Snakebite envenoming is a priority Neglected Tropical Disease that causes an estimated 81,000–135,000 fatalities each year. The development of a new generation of safer, affordable, and accessible antivenom therapies is urgently needed. With this goal in mind, rigorous characterisation of the specific toxins in snake venom is key to generating novel therapies for snakebite. Monoclonal antibodies directed against venom toxins are emerging as potentially strong candidates in the development of new snakebite diagnostics and treatment. Venoms comprise many different toxins of which several are responsible for their pathological effects.
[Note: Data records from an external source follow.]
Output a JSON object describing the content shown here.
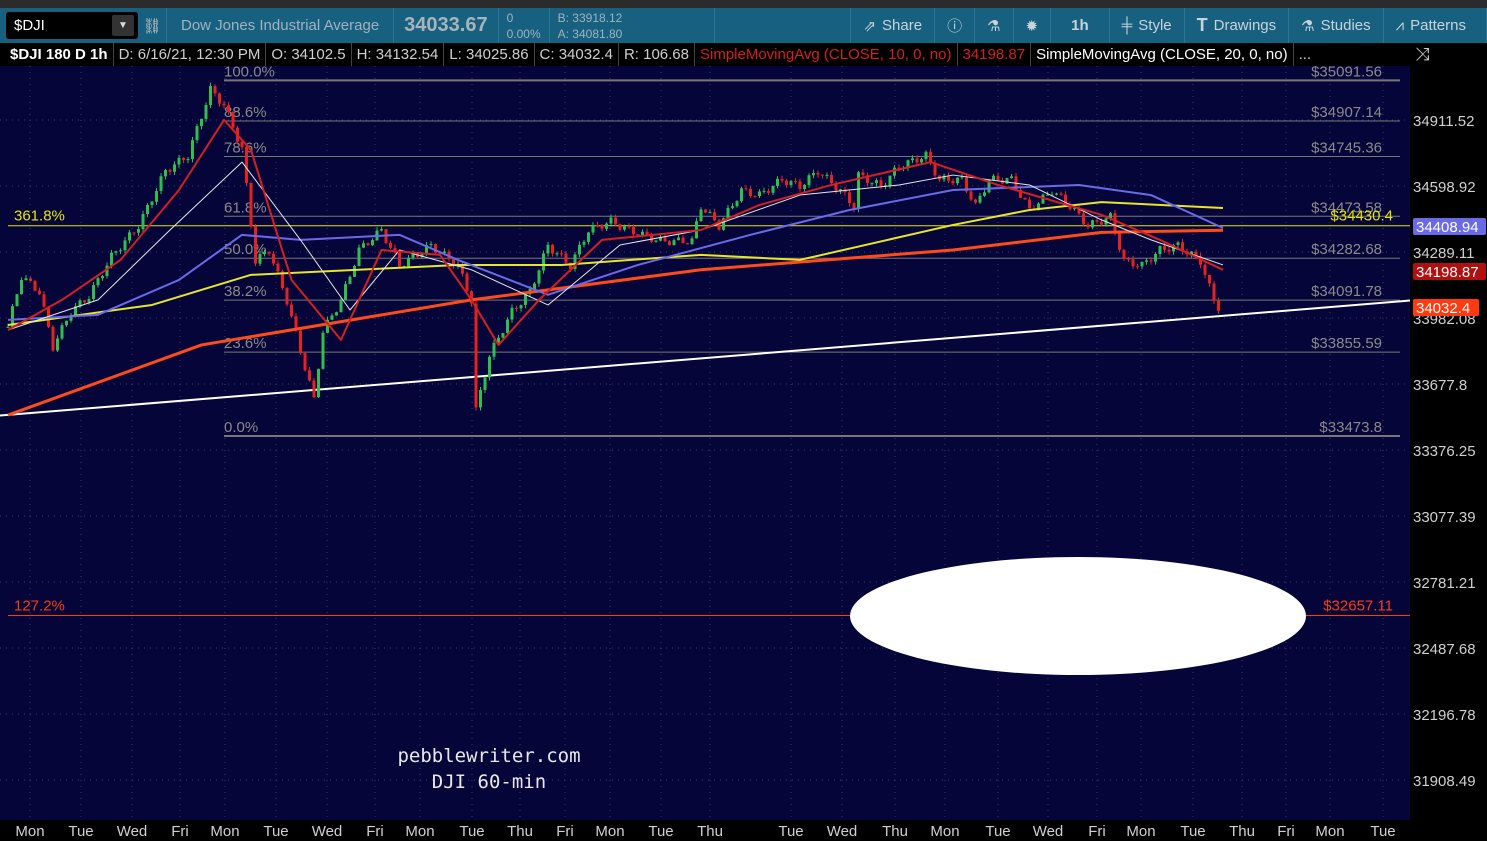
{
  "toolbar": {
    "symbol": "$DJI",
    "name": "Dow Jones Industrial Average",
    "last": "34033.67",
    "change": "0",
    "change_pct": "0.00%",
    "bid": "B: 33918.12",
    "ask": "A: 34081.80",
    "share": "Share",
    "interval": "1h",
    "style": "Style",
    "drawings": "Drawings",
    "studies": "Studies",
    "patterns": "Patterns"
  },
  "infobar": {
    "title": "$DJI 180 D 1h",
    "date": "D: 6/16/21, 12:30 PM",
    "open": "O: 34102.5",
    "high": "H: 34132.54",
    "low": "L: 34025.86",
    "close": "C: 34032.4",
    "range": "R: 106.68",
    "sma10": "SimpleMovingAvg (CLOSE, 10, 0, no)",
    "sma10_value": "34198.87",
    "sma20": "SimpleMovingAvg (CLOSE, 20, 0, no)",
    "more": "..."
  },
  "watermark": {
    "line1": "pebblewriter.com",
    "line2": "DJI  60-min"
  },
  "chart_data": {
    "type": "candlestick",
    "background": "#05053a",
    "y_ticks": [
      "34911.52",
      "34598.92",
      "34289.11",
      "33982.08",
      "33677.8",
      "33376.25",
      "33077.39",
      "32781.21",
      "32487.68",
      "32196.78",
      "31908.49"
    ],
    "x_ticks": [
      "Mon",
      "Tue",
      "Wed",
      "Fri",
      "Mon",
      "Tue",
      "Wed",
      "Fri",
      "Mon",
      "Tue",
      "Thu",
      "Fri",
      "Mon",
      "Tue",
      "Thu",
      "Tue",
      "Wed",
      "Thu",
      "Mon",
      "Tue",
      "Wed",
      "Fri",
      "Mon",
      "Tue",
      "Thu",
      "Fri",
      "Mon",
      "Tue"
    ],
    "closes": [
      [
        0,
        33970
      ],
      [
        3,
        34200
      ],
      [
        7,
        34130
      ],
      [
        10,
        33880
      ],
      [
        14,
        34040
      ],
      [
        18,
        34110
      ],
      [
        23,
        34290
      ],
      [
        29,
        34430
      ],
      [
        35,
        34680
      ],
      [
        40,
        34750
      ],
      [
        45,
        35050
      ],
      [
        48,
        34980
      ],
      [
        52,
        34780
      ],
      [
        55,
        34270
      ],
      [
        58,
        34320
      ],
      [
        62,
        34090
      ],
      [
        65,
        33860
      ],
      [
        68,
        33640
      ],
      [
        70,
        33950
      ],
      [
        74,
        34090
      ],
      [
        78,
        34320
      ],
      [
        83,
        34410
      ],
      [
        87,
        34250
      ],
      [
        94,
        34340
      ],
      [
        100,
        34250
      ],
      [
        103,
        34090
      ],
      [
        104,
        33590
      ],
      [
        107,
        33840
      ],
      [
        112,
        34040
      ],
      [
        116,
        34130
      ],
      [
        120,
        34340
      ],
      [
        125,
        34250
      ],
      [
        129,
        34410
      ],
      [
        134,
        34450
      ],
      [
        138,
        34410
      ],
      [
        145,
        34360
      ],
      [
        152,
        34360
      ],
      [
        154,
        34520
      ],
      [
        158,
        34430
      ],
      [
        163,
        34590
      ],
      [
        167,
        34570
      ],
      [
        172,
        34640
      ],
      [
        176,
        34610
      ],
      [
        180,
        34680
      ],
      [
        185,
        34590
      ],
      [
        188,
        34520
      ],
      [
        189,
        34660
      ],
      [
        194,
        34610
      ],
      [
        198,
        34700
      ],
      [
        204,
        34750
      ],
      [
        207,
        34640
      ],
      [
        212,
        34640
      ],
      [
        215,
        34520
      ],
      [
        218,
        34640
      ],
      [
        223,
        34640
      ],
      [
        227,
        34500
      ],
      [
        232,
        34590
      ],
      [
        236,
        34520
      ],
      [
        240,
        34430
      ],
      [
        245,
        34470
      ],
      [
        248,
        34270
      ],
      [
        252,
        34250
      ],
      [
        256,
        34320
      ],
      [
        260,
        34340
      ],
      [
        265,
        34270
      ],
      [
        268,
        34090
      ],
      [
        270,
        34032.4
      ]
    ],
    "series": [
      {
        "name": "SimpleMovingAvg (CLOSE, 10, 0, no)",
        "color": "#d42020",
        "points": [
          [
            0,
            33956
          ],
          [
            12,
            34093
          ],
          [
            25,
            34275
          ],
          [
            38,
            34593
          ],
          [
            48,
            34912
          ],
          [
            54,
            34775
          ],
          [
            63,
            34184
          ],
          [
            74,
            33911
          ],
          [
            83,
            34320
          ],
          [
            96,
            34298
          ],
          [
            103,
            34093
          ],
          [
            109,
            33888
          ],
          [
            118,
            34093
          ],
          [
            132,
            34366
          ],
          [
            154,
            34411
          ],
          [
            167,
            34525
          ],
          [
            183,
            34616
          ],
          [
            205,
            34720
          ],
          [
            220,
            34616
          ],
          [
            243,
            34480
          ],
          [
            256,
            34366
          ],
          [
            270,
            34230
          ]
        ]
      },
      {
        "name": "SimpleMovingAvg (CLOSE, 20, 0, no)",
        "color": "#e6e6e6",
        "points": [
          [
            0,
            33956
          ],
          [
            20,
            34093
          ],
          [
            36,
            34411
          ],
          [
            52,
            34720
          ],
          [
            65,
            34366
          ],
          [
            76,
            34047
          ],
          [
            87,
            34320
          ],
          [
            103,
            34230
          ],
          [
            120,
            34070
          ],
          [
            136,
            34343
          ],
          [
            154,
            34411
          ],
          [
            176,
            34570
          ],
          [
            198,
            34616
          ],
          [
            210,
            34661
          ],
          [
            227,
            34616
          ],
          [
            243,
            34457
          ],
          [
            254,
            34366
          ],
          [
            270,
            34252
          ]
        ]
      },
      {
        "color": "#6a6ae8",
        "points": [
          [
            0,
            34002
          ],
          [
            20,
            34025
          ],
          [
            38,
            34184
          ],
          [
            52,
            34389
          ],
          [
            65,
            34366
          ],
          [
            87,
            34389
          ],
          [
            100,
            34275
          ],
          [
            120,
            34116
          ],
          [
            140,
            34252
          ],
          [
            165,
            34389
          ],
          [
            187,
            34502
          ],
          [
            210,
            34593
          ],
          [
            238,
            34616
          ],
          [
            254,
            34570
          ],
          [
            270,
            34420
          ]
        ]
      },
      {
        "color": "#e6e62a",
        "points": [
          [
            0,
            33979
          ],
          [
            32,
            34070
          ],
          [
            54,
            34207
          ],
          [
            100,
            34252
          ],
          [
            123,
            34252
          ],
          [
            154,
            34298
          ],
          [
            176,
            34275
          ],
          [
            210,
            34434
          ],
          [
            227,
            34502
          ],
          [
            243,
            34538
          ],
          [
            270,
            34511
          ]
        ]
      },
      {
        "color": "#ff4a1a",
        "points": [
          [
            0,
            33569
          ],
          [
            43,
            33888
          ],
          [
            103,
            34093
          ],
          [
            154,
            34230
          ],
          [
            210,
            34320
          ],
          [
            243,
            34400
          ],
          [
            270,
            34410
          ]
        ]
      }
    ],
    "fib_levels": [
      {
        "pct": "100.0%",
        "price": "$35091.56",
        "value": 35091.56
      },
      {
        "pct": "88.6%",
        "price": "$34907.14",
        "value": 34907.14
      },
      {
        "pct": "78.6%",
        "price": "$34745.36",
        "value": 34745.36
      },
      {
        "pct": "61.8%",
        "price": "$34473.58",
        "value": 34473.58
      },
      {
        "pct": "50.0%",
        "price": "$34282.68",
        "value": 34282.68
      },
      {
        "pct": "38.2%",
        "price": "$34091.78",
        "value": 34091.78
      },
      {
        "pct": "23.6%",
        "price": "$33855.59",
        "value": 33855.59
      },
      {
        "pct": "0.0%",
        "price": "$33473.8",
        "value": 33473.8
      }
    ],
    "ext_levels": [
      {
        "pct": "361.8%",
        "price": "$34430.4",
        "value": 34430.4,
        "color": "#e6e600"
      },
      {
        "pct": "127.2%",
        "price": "$32657.11",
        "value": 32657.11,
        "color": "#ff3a10"
      }
    ],
    "price_tags": [
      {
        "label": "34408.94",
        "color": "#6a6ae8"
      },
      {
        "label": "34198.87",
        "color": "#b01010"
      },
      {
        "label": "34032.4",
        "color": "#ff3a10"
      }
    ],
    "trendline": {
      "start": [
        0,
        33585
      ],
      "end": [
        312,
        34090
      ],
      "color": "#ffffff"
    }
  }
}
Due to the large variability of venoms within and between species, formulations of combinations of human antibodies are proposed as the next generation antivenoms. Here a high-throughput screening method employing antibody-based ligand fishing of venom toxins in 384 filter-well plate format has been developed to determine the antibody target/s The approach uses Protein G beads for antibody capture followed by exposure to a full venom or purified toxins to bind their respective ligand toxin(s). This is followed by a washing/centrifugation step to remove non-binding toxins and an in-well tryptic digest. Finally, peptides from each well are analysed by nanoLC-MS/MS and subsequent Mascot database searching to identify the bound toxin/s for each antibody under investigation. The approach was successfully validated to rapidly screen antibodies sourced from hybridomas, derived from venom-immunised mice expressing either regular human antibodies or heavy-chain-only human antibodies (HCAbs).